Mon sacrifice diluvien aura au moins permis d'éviter la mort de quelqu'un, moi par contre j'ai envie de crever.
- C'est bon on en a fini maintenant ? Demandais-je aussi vide et froide qu'une pierre tombale au milieu d'un cimetière.
- Parfait, tout est parfait, je n'ai plus qu'a expliquer à Dalibor la suite. Merci ma petite, s'enthousiasme-t-il tout seul.
Ton merci tu te le mets où je pense, murmurais-je en mon fort intérieur sans pour autant répondre quoi que ce soit.
Il m'examine et son sourire se fane car dans mes yeux il lit les reproches et la déception. Ça me laisse de marbre, je n'ai qu'une envie c'est de partir d'ici.
- Ils peuvent me raccompagner chez moi ? Insistais-je la voix éteinte en détournant le regard pour fixer le véhicule à l'extérieur.
Ma communication visuelle semble suffisante pour lui faire comprendre que ce n'est pas dans son intérêt d'aller plus encore contre ma volonté.
– Oui bien sûr, répondit-il avec un reste de joie dans la voix pensant sûrement que ça allait déteindre sur moi.
Je rends le manteau au pirate en le remerciant d'un invisible sourire qui n'existe que dans mon subconscient, récupère mes affaires et mes chaussures.
Dehors je respire un peu mieux. Mais ce n'en était pas terminé de mon enfer existentiel, loin de là. Car il me restait encore à rejoindre Paris avant le couvre-feu et monter les cinq étages qui me séparent de mon lit où je pourrai enfin m'emmitoufler dans un igloo de couvertures.
Dépitée et pessimiste je les gravit la mort dans l'âme et mon cerveau me chuchote mourir, mourir, en continue. J'ai l'impression d'être un bateau qui coule, et la seule chose qui me maintient à flot c'est d'en avoir fini avec cette mission de César.
A un détail près...
Assis sur la dernière marche du palier m'attendait Eduardo ce qui réchauffa immédiatement mon cœur. D'autant plus qu'il a apporté des céréales et du lait.
- Oh putain, merci ! M'effondrais-je dans ses bras. Au moins si je meurs tu seras la dernière personne que j'aurais vu.

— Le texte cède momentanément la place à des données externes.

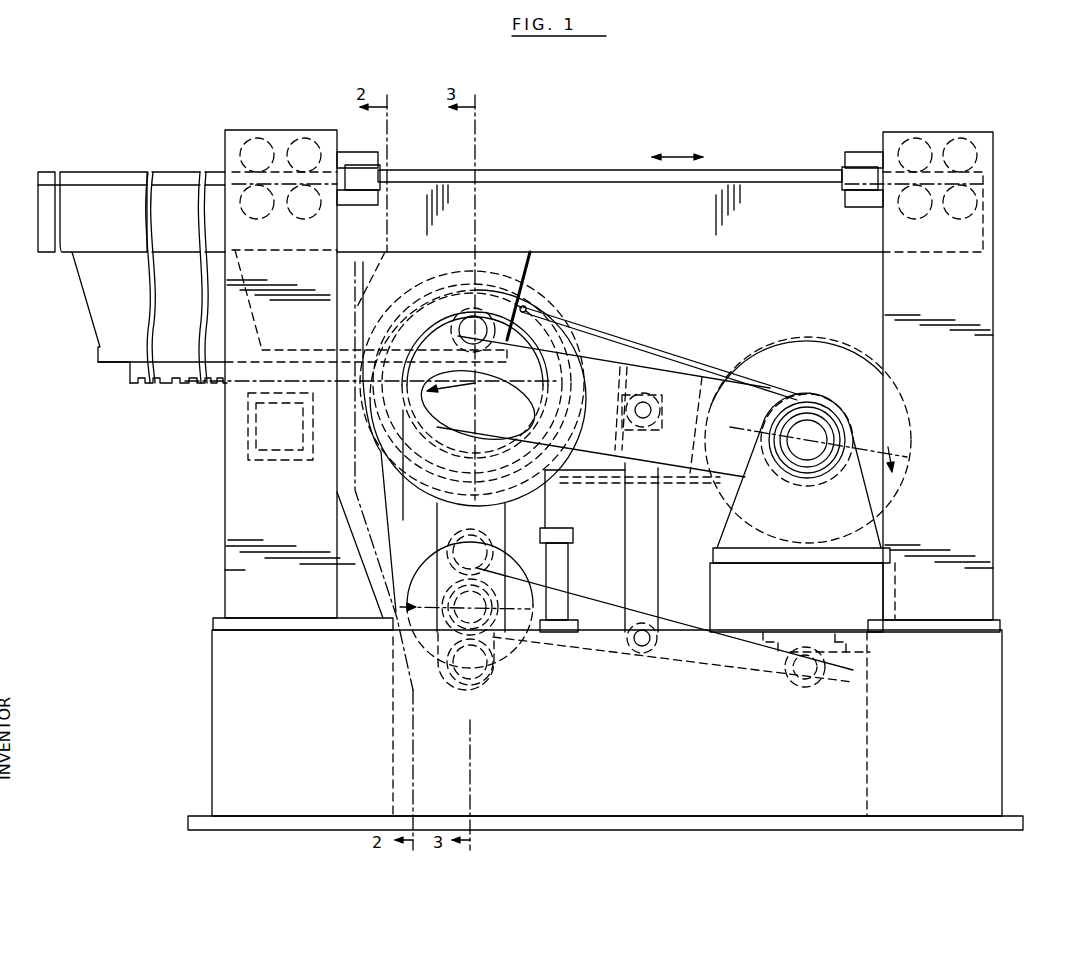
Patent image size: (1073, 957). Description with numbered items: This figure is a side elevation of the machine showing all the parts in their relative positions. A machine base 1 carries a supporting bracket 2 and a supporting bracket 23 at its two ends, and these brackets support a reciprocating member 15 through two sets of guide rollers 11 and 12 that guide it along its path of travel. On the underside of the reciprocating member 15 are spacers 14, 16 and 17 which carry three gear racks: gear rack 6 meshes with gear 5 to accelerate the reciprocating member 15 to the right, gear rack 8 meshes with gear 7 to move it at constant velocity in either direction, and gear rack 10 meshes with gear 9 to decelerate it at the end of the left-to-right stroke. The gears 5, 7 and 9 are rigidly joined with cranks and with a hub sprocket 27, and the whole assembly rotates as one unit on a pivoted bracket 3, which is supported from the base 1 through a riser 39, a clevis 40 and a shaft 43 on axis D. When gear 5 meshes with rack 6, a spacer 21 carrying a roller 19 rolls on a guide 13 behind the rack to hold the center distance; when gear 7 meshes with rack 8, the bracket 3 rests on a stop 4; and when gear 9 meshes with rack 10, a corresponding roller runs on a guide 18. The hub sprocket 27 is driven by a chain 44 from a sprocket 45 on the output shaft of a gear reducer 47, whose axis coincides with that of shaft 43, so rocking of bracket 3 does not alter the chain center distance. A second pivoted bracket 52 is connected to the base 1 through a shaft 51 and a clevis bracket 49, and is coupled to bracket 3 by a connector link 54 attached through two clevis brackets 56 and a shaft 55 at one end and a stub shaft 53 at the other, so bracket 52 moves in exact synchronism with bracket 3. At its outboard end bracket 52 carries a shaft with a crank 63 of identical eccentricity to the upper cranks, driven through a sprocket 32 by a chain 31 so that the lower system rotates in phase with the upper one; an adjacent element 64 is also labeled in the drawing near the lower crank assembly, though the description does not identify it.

The machine base 1 is at (993, 762).
The supporting bracket 2 is at (225, 497).
The pivoted bracket 3 is at (617, 359).
The stop 4 is at (894, 453).
The gear 5 is at (512, 420).
The gear rack 6 is at (354, 390).
The gear 7 is at (392, 446).
The gear rack 8 is at (180, 387).
The gear 9 is at (556, 306).
The gear rack 10 is at (137, 386).
The guide rollers 11 is at (292, 140).
The guide rollers 12 is at (382, 172).
The guide 13 is at (492, 380).
The spacer 14 is at (528, 270).
The reciprocating member 15 is at (605, 172).
The spacer 16 is at (184, 326).
The spacer 17 is at (80, 282).
The guide 18 is at (114, 366).
The roller 19 is at (460, 337).
The spacer 21 is at (458, 700).
The supporting bracket 23 is at (996, 443).
The hub sprocket 27 is at (357, 447).
The chain 31 is at (549, 493).
The sprocket 32 is at (518, 562).
The riser 39 is at (712, 604).
The clevis 40 is at (732, 534).
The shaft 43 is at (818, 428).
The chain 44 is at (673, 352).
The sprocket 45 is at (792, 488).
The gear reducer 47 is at (784, 346).
The clevis bracket 49 is at (831, 648).
The shaft 51 is at (802, 696).
The second pivoted bracket 52 is at (690, 672).
The stub shaft 53 is at (638, 652).
The connector link 54 is at (648, 576).
The shaft 55 is at (654, 408).
The clevis brackets 56 is at (630, 380).
The crank 63 is at (513, 660).
The rod 64 is at (440, 562).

Il partit d'un immense rire qui me redonne vie.
Après m'être séchée et changée pour enfiler un immense sweat-shirt tout doux et des grosses chaussettes, je m'assis en tailleur sur mon lit à côté de lui et pris entre mes mains l'immense bol de céréales.
- Alors, les caméras ? demandais-je la bouche pleine.
- J'ai une bonne nouvelle et une mauvaise,
fit-il énigmatique.
- Dit-moi juste pour les documents Edua, soupirais-je à bout de forces.
- Ça c'est la bonne nouvelle. Pour la mauvaise, je te laisse découvrir par toi-même.
Comme il n'a pas pu récupérer les bandes vidéo, il a filmé l'écran de contrôle avec son téléphone. La qualité de l'image n'était pas optimale, néanmoins on reconnaissait très bien la stature imposante du pirate accoudé au bar. Certes il s'approche un peu de la chaise où est posé mon sac lorsque Flavia et Fabio s'éclipsent, mais il ne touche pas les documents.
- Je comprends pas, c'est quoi la mauvaise nouvelle ? demandais-je la mine sceptique.
- Attends ça arrive, chuchote-t-il mystérieux.
Il fait une avance rapide jusqu'au moment où je quitte le bar. Soudain, au moment où je me dis que j'ai dû rater quelque chose, car il n'y avait strictement rien de suspect dans l'attitude du pirate, la caméra bascule sur celle à l'extérieur... Et la scène qui se joue sur l'écran fit brusquement accélérer mon rythme cardiaque.
- Bordel, c'est quoi ça ? Bredouillais-je tétanisée.
- Ça, c'est les emmerdes... souffle Edua.
Dans ma tête le danger défila à la vitesse d'une comète.
- Il faut le dire à César, bondis-je hors du lit en attrapant mon téléphone.
Eduardo m'arrête de justesse dans mon élan en me ceinturant contre lui.
- Attend ! Attend, j't'ai pas tout dit...
Arrêtant instantanément de gigoter je me fige entre ses bras tandis qu'il cherche ses mots ce qui m'inquiète davantage.
- J'ai été voir Lino à l'hôpital, il m'a dit qu'un type est venu le voir et lui a proposé un deal. Il lui a filé l'arme et lui a dit de suivre la voiture de Cardio quand il le verra dans l'enclave. Ensuite il devait tirer sur "le chauve à la valise".
Je reste totalement abasourdie.
- Tu crois que... quelqu'un essaye de faire foirer les plans de César en mettant ça sur le dos de Cardini ?!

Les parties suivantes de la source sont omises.